Bolt über den Bayern-Doc "Der beste Arzt der Welt!"

Er hat Usain Bolt fitgemacht: Der Bayern-Doc  Müller-Wohlfahrt betreut in seiner Praxis internationale Stars – von U2-Sänger Bono über Lothar Matthäus und Boris Becker

 

München - Mario Gomez kam um viertel nach neun, Bastian Schweinsteiger zwei Stunden später, mit dem Radl. Auch Bode Miller hatte am Montag einen Termin im Alten Hof und sagte der AZ: „Für die Probleme, die ich habe, ist der Doc genau der Richtige.”

Der Doc: Hans-Wilhelm Müller-Wohlfahrt, Spitzname Mull, am Sonntag wird der Arzt, dem die Promis vertrauen, 70 Jahre (dabei sieht er aus wie 50). Die Gratulantenschar: globales „Who is who”. Usain Bolt gratulierte vorab aus London, hinter der Ziellinie des 100-Meter-Laufs: „Der Doktor ist ein ganz großer Mann. Er hat einen tollen Job gemacht. Er ist der beste Arzt der Welt. Ein Stück dieser Medaille geht auch nach Deutschland.”

Seit Geburt leidet der schnellste Mann der Welt an Wirbelsäulenschmerzen. Als er im Mai zwei Rennen gegen seinen Landsmann Yohan Blake verlor, ließ er sich einen Termin beim Doc in München geben. Mull behandelte Bolt im Rahmen einer Kälteschocktherapie mit flüssigem Stickstoff und spritzte ein Extrakt aus dem Hahnenkamm ins Knie. Bolt sagt: „Müller-Wohlfarth hat großen Anteil an meinem Erfolg. Nach den Trials war ich bei ihm. Er hat mich behandelt und gesagt, dass ich bei den Spielen Großes leisten werde. Er ist mehr als mein Arzt. Er führt mich zum Essen aus, kümmert sich um mich. Ich danke ihm und den Frauen in seiner Praxis.”

Die Liste der Dankbaren ist ellenlang: Im Mai 2010 war U2-Sänger Bono wegen eines Bandscheibenvorfalls mit Lähmungserscheinungen in ein Münchner Klinikum eingeliefert worden – und bedankte sich beim Konzert im September vor 70000 Fans im Olympiastadion beim Doc. Golf-Star José María Olazabal schenkte ihm nach geglückter Heilung das überaus begehrte grüne Sieger-Jackett der Masters in Augusta.
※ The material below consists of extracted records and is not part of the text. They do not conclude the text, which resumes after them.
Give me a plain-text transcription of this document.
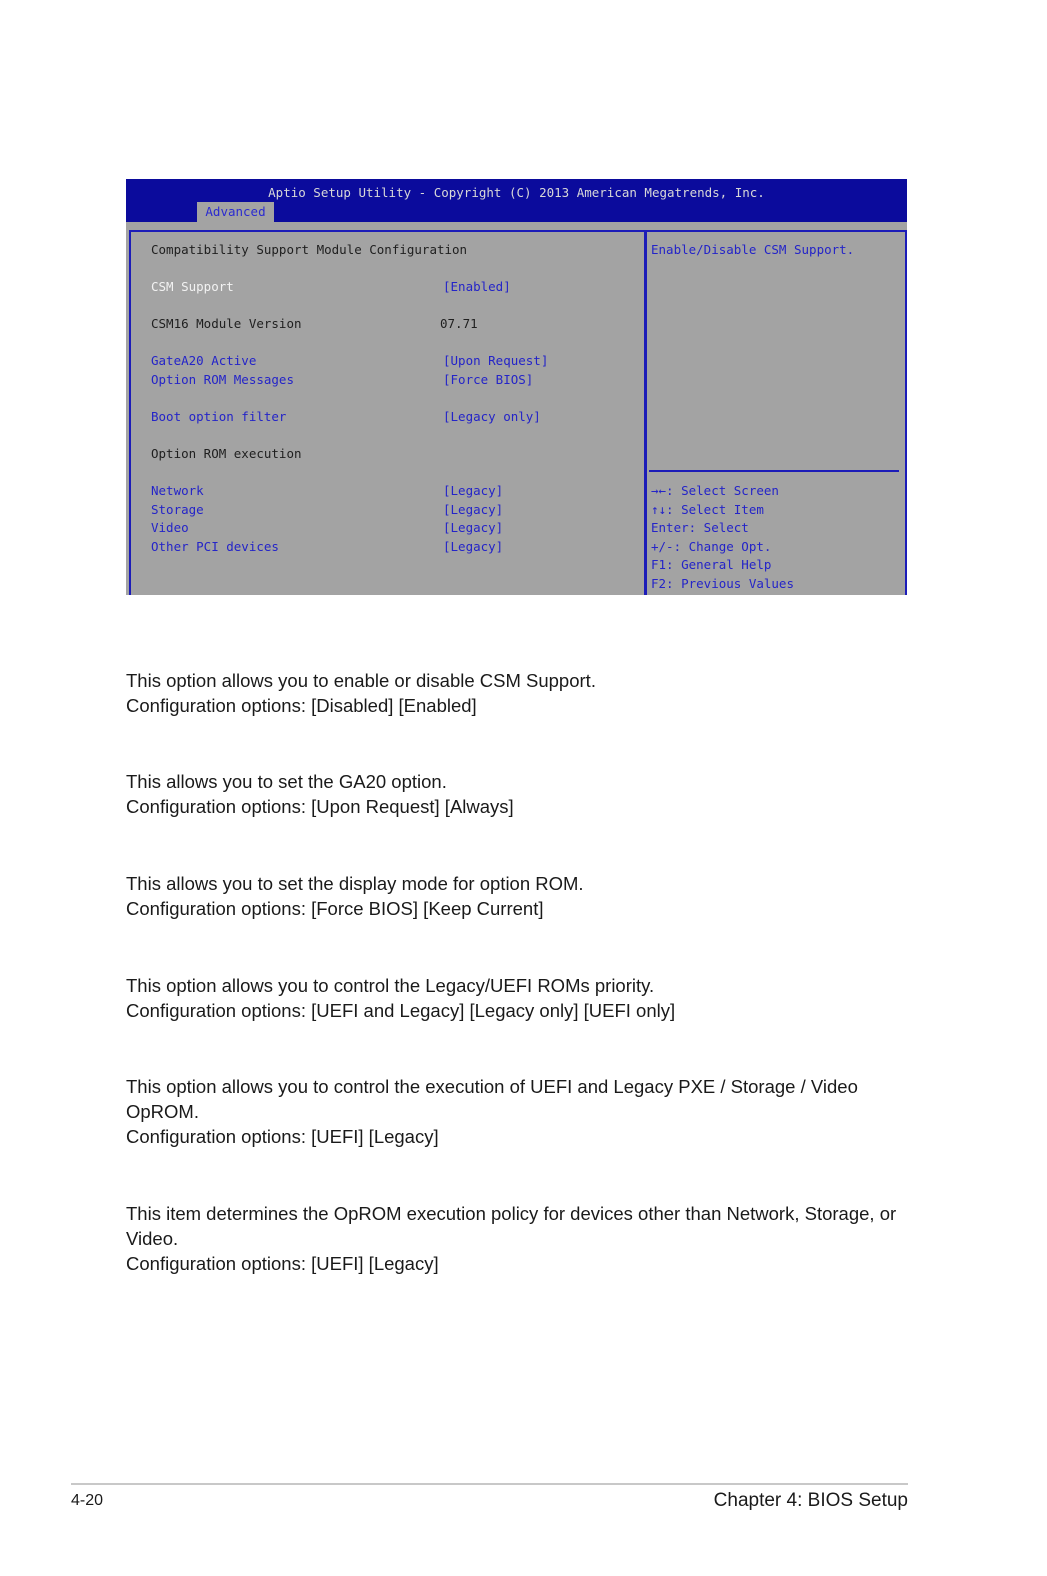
Aptio Setup Utility - Copyright (C) 2013 American Megatrends, Inc.
Advanced
Compatibility Support Module Configuration
CSM Support	[Enabled]
CSM16 Module Version	07.71
GateA20 Active	[Upon Request]
Option ROM Messages	[Force BIOS]
Boot option filter	[Legacy only]
Option ROM execution
Network	[Legacy]
Storage	[Legacy]
Video	[Legacy]
Other PCI devices	[Legacy]
Enable/Disable CSM Support.
→←: Select Screen
↑↓: Select Item
Enter: Select
+/-: Change Opt.
F1: General Help
F2: Previous Values

This option allows you to enable or disable CSM Support.

Configuration options: [Disabled] [Enabled]

This allows you to set the GA20 option.

Configuration options: [Upon Request] [Always]

This allows you to set the display mode for option ROM.

Configuration options: [Force BIOS] [Keep Current]

This option allows you to control the Legacy/UEFI ROMs priority.

Configuration options: [UEFI and Legacy] [Legacy only] [UEFI only]

This option allows you to control the execution of UEFI and Legacy PXE / Storage / Video OpROM.

Configuration options: [UEFI] [Legacy]

This item determines the OpROM execution policy for devices other than Network, Storage, or Video.

Configuration options: [UEFI] [Legacy]

4-20	Chapter 4: BIOS Setup
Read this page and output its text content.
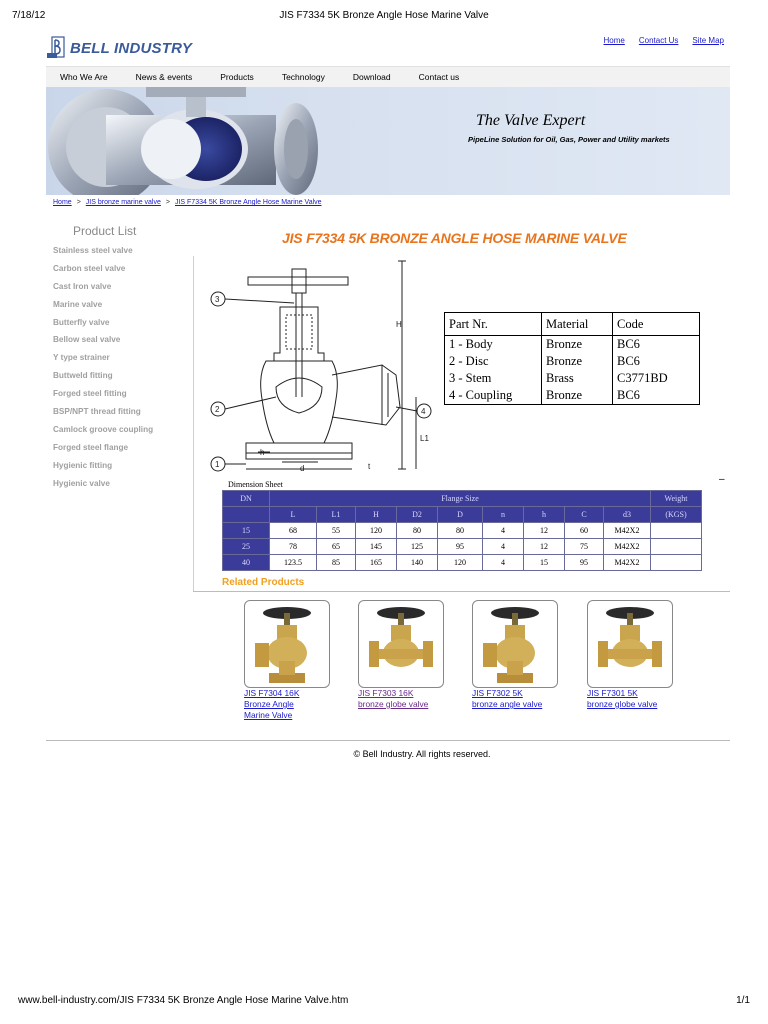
7/18/12	JIS F7334 5K Bronze Angle Hose Marine Valve
BELL INDUSTRY	Home Contact Us Site Map
Who We Are	News & events	Products	Technology	Download	Contact us
The Valve Expert
PipeLine Solution for Oil, Gas, Power and Utility markets
Home > JIS bronze marine valve > JIS F7334 5K Bronze Angle Hose Marine Valve
Product List
Stainless steel valve
Carbon steel valve
Cast Iron valve
Marine valve
Butterfly valve
Bellow seal valve
Y type strainer
Buttweld fitting
Forged steel fitting
BSP/NPT thread fitting
Camlock groove coupling
Forged steel flange
Hygienic fitting
Hygienic valve
JIS F7334 5K BRONZE ANGLE HOSE MARINE VALVE
3
2
1
4
H
L1
h
d	t
Part Nr.	Material	Code
1 - Body	Bronze	BC6
2 - Disc	Bronze	BC6
3 - Stem	Brass	C3771BD
4 - Coupling	Bronze	BC6
–
Dimension Sheet
DN	Flange Size									Weight
	L	L1	H	D2	D	n	h	C	d3	(KGS)
15	68	55	120	80	80	4	12	60	M42X2	
25	78	65	145	125	95	4	12	75	M42X2	
40	123.5	85	165	140	120	4	15	95	M42X2	
Related Products
JIS F7304 16K
Bronze Angle
Marine Valve
JIS F7303 16K
bronze globe valve
JIS F7302 5K
bronze angle valve
JIS F7301 5K
bronze globe valve
© Bell Industry. All rights reserved.
www.bell-industry.com/JIS F7334 5K Bronze Angle Hose Marine Valve.htm	1/1
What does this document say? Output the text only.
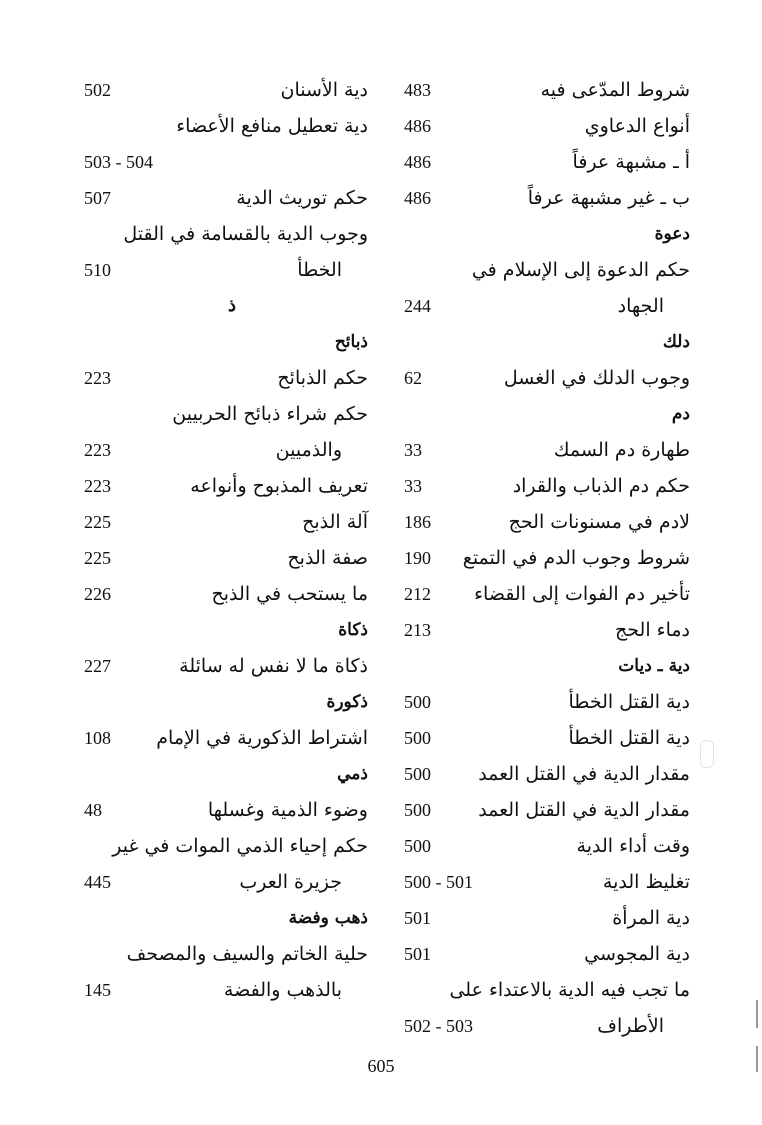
شروط المدّعى فيه
483
أنواع الدعاوي
486
أ ـ مشبهة عرفاً
486
ب ـ غير مشبهة عرفاً
486
دعوة
حكم الدعوة إلى الإسلام في
الجهاد
244
دلك
وجوب الدلك في الغسل
62
دم
طهارة دم السمك
33
حكم دم الذباب والقراد
33
لادم في مسنونات الحج
186
شروط وجوب الدم في التمتع
190
تأخير دم الفوات إلى القضاء
212
دماء الحج
213
دية ـ ديات
دية القتل الخطأ
500
دية القتل الخطأ
500
مقدار الدية في القتل العمد
500
مقدار الدية في القتل العمد
500
وقت أداء الدية
500
تغليظ الدية
500 - 501
دية المرأة
501
دية المجوسي
501
ما تجب فيه الدية بالاعتداء على
الأطراف
502 - 503
دية الأسنان
502
دية تعطيل منافع الأعضاء
503 - 504
حكم توريث الدية
507
وجوب الدية بالقسامة في القتل
الخطأ
510
ذ
ذبائح
حكم الذبائح
223
حكم شراء ذبائح الحربيين
والذميين
223
تعريف المذبوح وأنواعه
223
آلة الذبح
225
صفة الذبح
225
ما يستحب في الذبح
226
ذكاة
ذكاة ما لا نفس له سائلة
227
ذكورة
اشتراط الذكورية في الإمام
108
ذمي
وضوء الذمية وغسلها
48
حكم إحياء الذمي الموات في غير
جزيرة العرب
445
ذهب وفضة
حلية الخاتم والسيف والمصحف
بالذهب والفضة
145
605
Lothar Matthäus, einst mit Doc-Tochter Maren liiert, lobt Mulls „Radarfinger”, die Sunday Times nennt ihn „Dr. Feelgood”, Boris Becker bezeichnet ihn als „seelisches Wannenbad”, Jürgen Kohler schwärmt: „Er versenkt sich in jeden einzelnen Muskel. Wenn er sagt, das ist ein Faserriss, ist das einer. Wenn er sagt, in zwei Wochen spielst du wieder, spielst du auch wieder. 100 Prozent.”

Ex-Liverpool-Star Jamie Redknapp sagte: „Seine Methoden klingen wie Frankenstein-Experimente, aber ich kann sagen: Hans hat mich damit geheilt.” Die Waden von Stephen Roche, der Bizeps von Linford Christie, der Rücken von Merlene Ottey, der Oberschenkelbeuger von Boris Becker, die Bandscheibe von Javier Bardem: Müller-Wohlfahrt hat alles wieder heil gemacht. Seine Tochter Maren, mittlerweile dreifache Mama in Palermo, weiß auch wie: „Immer ist mir aufgefallen, wie er sich konzentrieren kann und wie er sich in den Körper hineinfühlt. Er ist dann nicht mehr in dieser Welt.”

Aber in seiner 1600 Quadratmeter großen Praxis am Alten Hof ist er meistens. Auf die Frage, ob er nicht manchmal schmunzelt, wenn im Wartezimmer Usain Bolt neben Tyson Gay sitzt, antworte Müller-Wohlfahrt dies: „Fünf von den acht Teilnehmern aus dem 100-Meter-Endlauf der WM 2009 in Berlin waren zuvor hier. Ich habe gesagt: Nächstes Mal machen wir den Endlauf gleich in München, im Olympiastadion.” Und ein Nachfolger für den Unermüdlichen ist womöglich auch schon in Sicht: Sohn Kilian, derzeit Sportmediziner im Klinikum rechts der Isar.